BEHIND THE BLOG

As writer, teacher, jewelry-maker and everyday woman, I'm fascinated by the ways that clarity and clutter shape creative lives. To me, the question of how much stuff we have is far less important than how much time, freedom and focus we can bring to our creative efforts. Sure, sometimes clutter manifests tangibly, as supplies, possessions, or mementos. But just as often it appears in less physical (but no less powerful) forms: as distractions, drains, obligations, expectations, judgments, and fears that leave us no time or energy to make art or even dream dreams. My first "DeClutter Your Creativity" classes were inspired by my own personal struggle to find the balance of abundance and emptiness needed to fuel my work...and to find it again, and again, and again as my life and work evolve. This blog is another way to dialogue on the subject: written with curiosity, compassion and (sometimes) comedy from the often befuddling place where creativity and clutter meet.

Wednesday, March 16, 2011

THE LONG SILENCE: rilke and creative hiatus

Writing about deep hidden creativity yesterday brought to mind the life and work of German poet Rainer Maria Rilke, a poet I often find challenging and sometimes find miraculous. I had vaguely remembered that ten years or so of silence passed between the beginnings of one of his poem cycles and its completion. I didn't remember that the poems were the Duino Elegies or that the decade it took to write themmost of it spent not writing themwas that from 1912 to 1922, but those are indeed the facts.

I don't bring up Rilke to compare my process or practice in any way to his immeasurably greater one.
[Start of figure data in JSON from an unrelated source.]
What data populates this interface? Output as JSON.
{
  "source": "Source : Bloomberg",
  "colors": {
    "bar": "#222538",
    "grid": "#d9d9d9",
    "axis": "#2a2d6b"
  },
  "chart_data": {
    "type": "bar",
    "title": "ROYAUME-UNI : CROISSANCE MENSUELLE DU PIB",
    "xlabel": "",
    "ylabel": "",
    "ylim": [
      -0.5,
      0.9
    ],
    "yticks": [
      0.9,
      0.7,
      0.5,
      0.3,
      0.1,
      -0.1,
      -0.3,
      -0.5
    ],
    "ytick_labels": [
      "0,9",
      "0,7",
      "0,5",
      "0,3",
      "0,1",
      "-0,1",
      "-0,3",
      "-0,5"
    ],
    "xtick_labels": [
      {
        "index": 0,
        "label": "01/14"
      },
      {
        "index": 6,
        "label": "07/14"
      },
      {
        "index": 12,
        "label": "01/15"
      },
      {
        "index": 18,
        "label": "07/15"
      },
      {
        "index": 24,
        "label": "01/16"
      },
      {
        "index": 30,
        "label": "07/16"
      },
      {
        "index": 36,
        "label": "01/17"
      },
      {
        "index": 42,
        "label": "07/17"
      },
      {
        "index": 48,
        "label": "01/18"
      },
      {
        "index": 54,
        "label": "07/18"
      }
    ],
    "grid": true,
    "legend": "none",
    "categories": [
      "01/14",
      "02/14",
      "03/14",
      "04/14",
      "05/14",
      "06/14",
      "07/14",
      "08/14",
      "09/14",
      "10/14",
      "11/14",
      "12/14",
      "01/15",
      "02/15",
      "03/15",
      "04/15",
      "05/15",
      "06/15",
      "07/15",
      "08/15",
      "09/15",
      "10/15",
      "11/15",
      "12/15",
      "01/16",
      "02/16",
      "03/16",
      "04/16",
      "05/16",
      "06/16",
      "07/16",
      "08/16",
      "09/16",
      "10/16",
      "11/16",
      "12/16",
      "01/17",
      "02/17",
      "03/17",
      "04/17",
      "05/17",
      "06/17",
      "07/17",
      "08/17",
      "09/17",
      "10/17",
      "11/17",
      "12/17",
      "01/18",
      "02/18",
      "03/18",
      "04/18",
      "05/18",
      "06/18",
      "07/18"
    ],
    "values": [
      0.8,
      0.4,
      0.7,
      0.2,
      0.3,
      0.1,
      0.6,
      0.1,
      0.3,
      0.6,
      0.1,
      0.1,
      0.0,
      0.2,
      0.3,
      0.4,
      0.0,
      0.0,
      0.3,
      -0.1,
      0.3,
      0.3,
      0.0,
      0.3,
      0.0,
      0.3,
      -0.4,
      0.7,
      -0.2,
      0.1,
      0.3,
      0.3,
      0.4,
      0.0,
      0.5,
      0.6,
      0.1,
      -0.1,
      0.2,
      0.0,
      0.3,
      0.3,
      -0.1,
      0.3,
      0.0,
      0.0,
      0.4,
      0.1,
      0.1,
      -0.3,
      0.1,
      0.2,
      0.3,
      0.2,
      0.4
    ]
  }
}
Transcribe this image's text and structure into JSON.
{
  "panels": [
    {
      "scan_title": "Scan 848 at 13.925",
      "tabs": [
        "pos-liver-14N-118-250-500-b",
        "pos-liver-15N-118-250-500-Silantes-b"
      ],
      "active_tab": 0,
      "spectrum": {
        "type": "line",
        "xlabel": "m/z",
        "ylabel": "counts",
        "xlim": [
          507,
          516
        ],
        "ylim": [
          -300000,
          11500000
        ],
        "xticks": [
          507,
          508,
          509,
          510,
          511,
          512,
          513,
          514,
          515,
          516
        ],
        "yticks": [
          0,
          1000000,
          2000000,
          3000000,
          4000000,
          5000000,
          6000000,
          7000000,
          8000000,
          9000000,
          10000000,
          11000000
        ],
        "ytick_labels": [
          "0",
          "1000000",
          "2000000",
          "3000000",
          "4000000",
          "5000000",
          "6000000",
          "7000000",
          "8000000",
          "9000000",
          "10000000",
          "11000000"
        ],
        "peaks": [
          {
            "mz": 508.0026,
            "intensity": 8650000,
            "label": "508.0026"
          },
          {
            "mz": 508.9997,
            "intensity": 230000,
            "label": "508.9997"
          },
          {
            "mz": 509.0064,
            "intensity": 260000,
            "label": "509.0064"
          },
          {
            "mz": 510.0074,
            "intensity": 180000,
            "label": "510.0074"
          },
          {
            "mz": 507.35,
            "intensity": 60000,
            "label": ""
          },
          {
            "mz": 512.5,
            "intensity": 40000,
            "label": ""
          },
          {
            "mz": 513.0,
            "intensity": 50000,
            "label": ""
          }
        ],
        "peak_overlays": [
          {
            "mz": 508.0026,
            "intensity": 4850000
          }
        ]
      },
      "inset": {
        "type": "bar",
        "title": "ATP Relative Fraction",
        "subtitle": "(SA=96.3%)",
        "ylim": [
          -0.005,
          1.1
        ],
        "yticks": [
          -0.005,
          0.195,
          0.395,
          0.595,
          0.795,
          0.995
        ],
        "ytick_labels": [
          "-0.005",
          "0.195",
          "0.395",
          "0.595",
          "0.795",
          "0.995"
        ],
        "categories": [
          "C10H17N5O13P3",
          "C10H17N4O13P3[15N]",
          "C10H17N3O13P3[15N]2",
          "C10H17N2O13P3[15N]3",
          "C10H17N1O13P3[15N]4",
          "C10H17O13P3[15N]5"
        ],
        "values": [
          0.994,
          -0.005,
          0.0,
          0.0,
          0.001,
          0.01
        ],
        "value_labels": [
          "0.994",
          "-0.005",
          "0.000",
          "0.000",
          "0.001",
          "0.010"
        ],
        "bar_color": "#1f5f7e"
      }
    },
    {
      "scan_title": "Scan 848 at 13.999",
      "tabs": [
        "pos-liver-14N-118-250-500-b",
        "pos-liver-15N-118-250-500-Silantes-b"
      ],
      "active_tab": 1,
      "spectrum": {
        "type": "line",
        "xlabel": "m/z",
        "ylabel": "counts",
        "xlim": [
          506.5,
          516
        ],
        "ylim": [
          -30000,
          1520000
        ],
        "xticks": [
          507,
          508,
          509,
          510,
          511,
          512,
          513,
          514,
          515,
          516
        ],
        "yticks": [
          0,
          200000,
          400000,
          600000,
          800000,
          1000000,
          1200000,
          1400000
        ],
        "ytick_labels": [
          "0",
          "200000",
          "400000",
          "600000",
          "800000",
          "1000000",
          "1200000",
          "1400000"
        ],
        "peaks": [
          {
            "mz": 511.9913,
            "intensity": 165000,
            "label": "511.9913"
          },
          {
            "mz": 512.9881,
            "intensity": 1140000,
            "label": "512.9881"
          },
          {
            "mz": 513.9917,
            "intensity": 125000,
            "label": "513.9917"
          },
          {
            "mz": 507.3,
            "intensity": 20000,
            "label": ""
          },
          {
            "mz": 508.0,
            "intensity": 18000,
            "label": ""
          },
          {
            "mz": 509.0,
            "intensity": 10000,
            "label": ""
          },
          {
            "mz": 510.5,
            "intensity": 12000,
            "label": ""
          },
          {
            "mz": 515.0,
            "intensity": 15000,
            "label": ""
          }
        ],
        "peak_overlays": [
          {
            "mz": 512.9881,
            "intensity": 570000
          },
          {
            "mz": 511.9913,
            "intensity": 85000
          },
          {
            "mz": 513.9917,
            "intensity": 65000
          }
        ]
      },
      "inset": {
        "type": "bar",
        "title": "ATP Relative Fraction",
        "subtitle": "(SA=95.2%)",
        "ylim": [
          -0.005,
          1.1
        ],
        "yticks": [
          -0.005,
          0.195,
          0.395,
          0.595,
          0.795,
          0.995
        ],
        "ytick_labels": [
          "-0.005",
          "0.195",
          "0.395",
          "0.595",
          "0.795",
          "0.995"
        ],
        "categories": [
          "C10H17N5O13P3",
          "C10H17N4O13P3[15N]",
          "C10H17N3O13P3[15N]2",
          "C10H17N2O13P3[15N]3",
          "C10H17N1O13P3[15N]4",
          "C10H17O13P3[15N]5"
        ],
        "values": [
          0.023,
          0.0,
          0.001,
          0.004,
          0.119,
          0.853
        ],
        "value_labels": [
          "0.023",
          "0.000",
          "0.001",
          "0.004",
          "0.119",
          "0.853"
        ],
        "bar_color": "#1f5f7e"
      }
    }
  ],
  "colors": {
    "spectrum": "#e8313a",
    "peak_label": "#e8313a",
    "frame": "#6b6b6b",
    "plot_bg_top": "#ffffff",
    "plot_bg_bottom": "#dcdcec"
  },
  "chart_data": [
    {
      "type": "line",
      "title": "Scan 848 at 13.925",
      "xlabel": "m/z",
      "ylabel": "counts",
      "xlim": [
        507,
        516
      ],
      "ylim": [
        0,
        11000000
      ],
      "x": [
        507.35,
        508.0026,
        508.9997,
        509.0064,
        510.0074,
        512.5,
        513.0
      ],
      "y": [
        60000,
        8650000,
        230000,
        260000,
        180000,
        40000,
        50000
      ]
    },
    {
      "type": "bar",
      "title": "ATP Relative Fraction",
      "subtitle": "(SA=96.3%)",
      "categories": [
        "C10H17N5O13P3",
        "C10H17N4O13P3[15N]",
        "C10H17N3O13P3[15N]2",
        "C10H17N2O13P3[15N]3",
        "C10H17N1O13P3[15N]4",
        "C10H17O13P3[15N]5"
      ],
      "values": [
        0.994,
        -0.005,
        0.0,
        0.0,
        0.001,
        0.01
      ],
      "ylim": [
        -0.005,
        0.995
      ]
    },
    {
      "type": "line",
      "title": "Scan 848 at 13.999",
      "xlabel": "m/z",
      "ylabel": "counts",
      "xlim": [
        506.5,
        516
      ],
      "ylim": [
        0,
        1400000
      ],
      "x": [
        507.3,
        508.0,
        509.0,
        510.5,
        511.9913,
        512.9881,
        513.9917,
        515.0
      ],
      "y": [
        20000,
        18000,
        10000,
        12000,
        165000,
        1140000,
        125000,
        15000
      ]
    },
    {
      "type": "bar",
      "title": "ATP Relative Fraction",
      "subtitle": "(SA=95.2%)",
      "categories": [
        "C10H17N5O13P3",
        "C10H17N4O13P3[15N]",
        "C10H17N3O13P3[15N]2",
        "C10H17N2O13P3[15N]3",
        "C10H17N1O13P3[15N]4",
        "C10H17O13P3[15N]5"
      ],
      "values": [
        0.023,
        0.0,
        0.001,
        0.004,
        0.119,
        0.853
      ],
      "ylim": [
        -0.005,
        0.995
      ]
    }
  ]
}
My point, in fact, is the opposite. This brilliant and accomplished writer, living in an extraordinarily beautiful place (the Duino Elegies are named after Duino Castle, pictured above right) as the guest of a titled family, had to try for ten years to finish a series of only ten poems. Admittedly, Rilke's silent decade happened to include World War I, which happened to involve Rilke's native Germany. And equally importantly, Rilke was too soulful and too shrewd to turn out mediocre poems while his Muse, well, a-muse-d herself elsewhere. But still, what can us mere mortals expect of ourselves if greats like Rilke have to wait a decade for their real work to emerge?

The poem below is not one of the Elegies, but it seems apposite to this post in some way. Absence and presence, life and lack, sight and insight are its themes, and as a bonus it has what may be one of the greatest last lines in all of poetry. The poem is called Archaic Torso of Apollo, or just Archaic Torso. Rilke wrote in German; this is one of Stephen Mitchell's always deft translations, which also include excellent versions of classic spiritual texts such as the Tao Te Ching, Gilgamesh, Bhagavad Gita, and the Book of Job, among others. You can find out more about Mitchell's work on his excellent website, though if you like me are creatively quiet at the moment his aray of wonderful books may be just a tad depressing for a moment.


Archaic TorsoRainer Maria Rilke

We cannot know his legendary head
with eyes like ripening fruit. And yet his torso
is still suffused with brilliance from inside,
like a lamp, in which his gaze, now turned to low,
gleams in all its power. Otherwise
the curved breast could not dazzle you so, nor could
a smile run through the placid hips and thighs
to that dark center where procreation flared.
Otherwise this stone would seem defaced
beneath the translucent cascade of the shoulders
and would not glisten like a wild beast's fur:
would not, from all the borders of itself,
burst like a star: for here there is no place
that does not see you. You must change your life.